GLL: A Differentiable Graph Learning Layer for Neural Networks

TL;DR

This paper introduces a differentiable graph learning layer that integrates similarity graph construction and label propagation into neural networks, enhancing classification performance and robustness.

Contribution

It derives backpropagation equations for end-to-end training of graph learning layers within neural networks, enabling precise integration of graph-based label propagation.

Findings

Improved generalization over standard softmax models

Enhanced robustness to adversarial attacks

Smoother label transitions across data

Abstract

Standard deep learning architectures used for classification generate label predictions with a projection head and softmax activation function. Although successful, these methods fail to leverage the relational information between samples for generating label predictions. In recent works, graph-based learning techniques, namely Laplace learning, have been heuristically combined with neural networks for both supervised and semi-supervised learning (SSL) tasks. However, prior works approximate the gradient of the loss function with respect to the graph learning algorithm or decouple the processes; end-to-end integration with neural networks is not achieved. In this work, we derive backpropagation equations, via the adjoint method, for inclusion of a general family of graph learning layers into a neural network.
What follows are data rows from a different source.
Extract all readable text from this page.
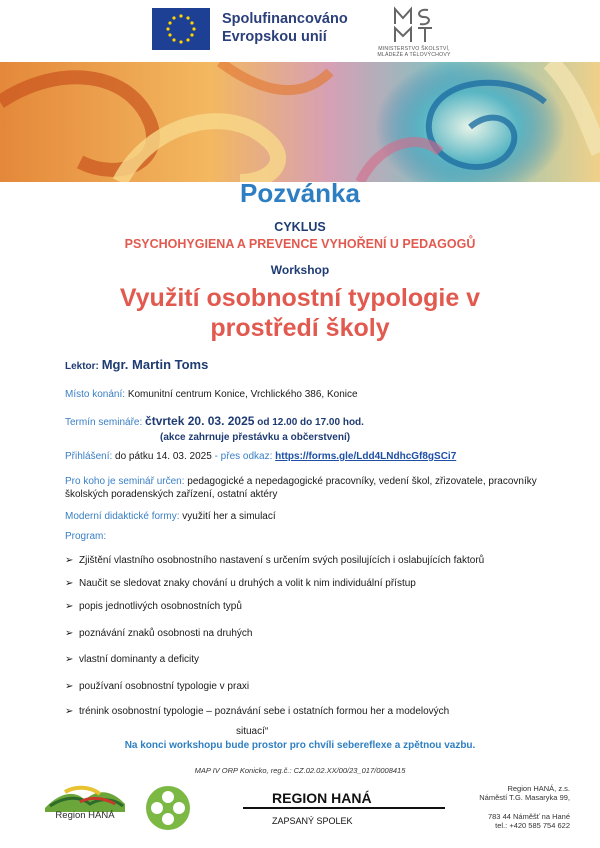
Spolufinancováno
Evropskou unií
MINISTERSTVO ŠKOLSTVÍ,
MLÁDEŽE A TĚLOVÝCHOVY
Pozvánka
CYKLUS
PSYCHOHYGIENA A PREVENCE VYHOŘENÍ U PEDAGOGŮ
Workshop
Využití osobnostní typologie v
prostředí školy
Lektor: Mgr. Martin Toms
Místo konání: Komunitní centrum Konice, Vrchlického 386, Konice
Termín semináře: čtvrtek 20. 03. 2025 od 12.00 do 17.00 hod.
(akce zahrnuje přestávku a občerstvení)
Přihlášení: do pátku 14. 03. 2025 - přes odkaz: https://forms.gle/Ldd4LNdhcGf8gSCi7
Pro koho je seminář určen: pedagogické a nepedagogické pracovníky, vedení škol, zřizovatele, pracovníky školských poradenských zařízení, ostatní aktéry
Moderní didaktické formy: využití her a simulací
Program:
➢ Zjištění vlastního osobnostního nastavení s určením svých posilujících i oslabujících faktorů
➢ Naučit se sledovat znaky chování u druhých a volit k nim individuální přístup
➢ popis jednotlivých osobnostních typů
➢ poznávání znaků osobnosti na druhých
➢ vlastní dominanty a deficity
➢ používaní osobnostní typologie v praxi
➢ trénink osobnostní typologie – poznávání sebe i ostatních formou her a modelových
situací“
Na konci workshopu bude prostor pro chvíli sebereflexe a zpětnou vazbu.
MAP IV ORP Konicko, reg.č.: CZ.02.02.XX/00/23_017/0008415
Region HANÁ
REGION HANÁ
ZAPSANÝ SPOLEK
Region HANÁ, z.s.
Náměstí T.G. Masaryka 99,
783 44 Náměšť na Hané
tel.: +420 585 754 622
The resulting method, distinct from graph neural networks, allows us to precisely integrate similarity graph construction and graph Laplacian-based label propagation into a neural network layer, replacing a projection head and softmax activation function for general classification task. Our experimental results demonstrate smooth label transitions across data, improved generalization and robustness to adversarial attacks, and improved training dynamics compared to a standard softmax-based approach.